Search code examples
pythonpython-3.xazure-data-lakeazure-data-lake-gen2

How do you download a file from Azure Data Lake when you know the type of the file but not the name?


I can run the following to download the file "some/path/known_name.json"

def download_file():
    try:
        file_system_client = FileSystemClient.from_connection_string(...)

        full_file_location = "some/path/known_name.json"
        target_file_client = file_system_client.get_file_client(full_file_location)

        download=target_file_client.download_file()
        downloaded_bytes = download.readall()
        local_file = open('my_file.json','wb')
        local_file.write(downloaded_bytes)
        local_file.close()

    except Exception as e:
        print(e)

My question is: how do I download from some other path when the name of the file is unknown but the file type is known e.g. "different/path/xxx.json"


Solution

  • You can list the blobs in the container and then filter the json files by the blob.name.

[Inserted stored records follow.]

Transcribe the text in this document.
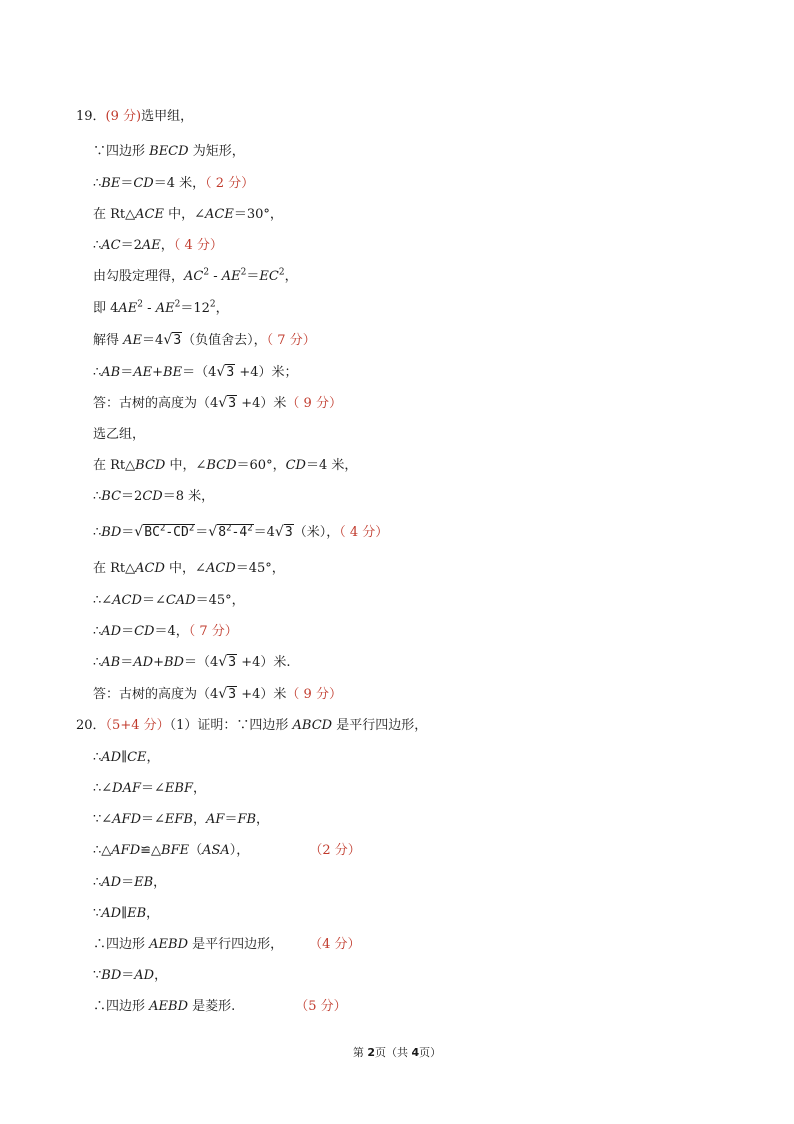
19．(9 分)选甲组，
∵四边形 BECD 为矩形，
∴BE＝CD＝4 米，（ 2 分）
在 Rt△ACE 中，∠ACE＝30°，
∴AC＝2AE，（ 4 分）
由勾股定理得，$AC^2 - AE^2=EC^2$，
即 $4AE^2 - AE^2=12^2$，
解得 AE＝4√ 3（负值舍去），（ 7 分）
∴AB＝AE+BE＝（4√ 3 +4）米；
答：古树的高度为（4√ 3 +4）米（ 9 分）
选乙组，
在 Rt△BCD 中，∠BCD＝60°，CD＝4 米，
∴BC＝2CD＝8 米，
∴BD＝√ $BC^2-CD^2=√$ $8^2-4^2=4√$ 3（米），（ 4 分）
在 Rt△ACD 中，∠ACD＝45°，
∴∠ACD＝∠CAD＝45°，
∴AD＝CD＝4，（ 7 分）
∴AB＝AD+BD＝（4√ 3 +4）米.
答：古树的高度为（4√ 3 +4）米（ 9 分）
20．（5+4 分）（1）证明：∵四边形 ABCD 是平行四边形，
∴AD∥CE，
∴∠DAF＝∠EBF，
∵∠AFD＝∠EFB，AF＝FB，
∴△AFD≌△BFE（ASA），	（2 分）
∴AD＝EB，
∵AD∥EB，
∴四边形 AEBD 是平行四边形， （4 分）
∵BD＝AD，
∴四边形 AEBD 是菱形.	（5 分）
第 2页（共 4页）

    Here is my blobs in my test container:

    enter image description here

    Here is my python code:

    import os, uuid
    from azure.storage.blob import BlobServiceClient, BlobClient, ContainerClient
    
    try:
        # environment variable into account.
        connect_str = os.getenv('AZURE_STORAGE_CONNECTION_STRING')
    
        # Create the BlobServiceClient object which will be used to create a container client
        blob_service_client = BlobServiceClient.from_connection_string(connect_str)
    
        # Create a unique name for the container
        container_name = "test"     
    
        # Create the container
        container_client = blob_service_client.get_container_client(container_name)
    
        # List the blobs in the container
        local_path = "./data"
        blob_list = container_client.list_blobs()
        for blob in blob_list:
            if('.json' in blob.name) :
                local_file_name = blob.name
                blob_client = blob_service_client.get_blob_client(container=container_name, blob=local_file_name)
                download_file_path = os.path.join(local_path, local_file_name)
                print("\nDownloading blob to \n\t" + local_path)
            
                with open(download_file_path, "wb") as download_file:
                    download_file.write(blob_client.download_blob().readall())
                print("\t" + blob.name)
    
    except Exception as ex:
        print('Exception:')
        print(ex)
    
    

    When I run the code, it will download the data.json and data2.json.
    enter image description here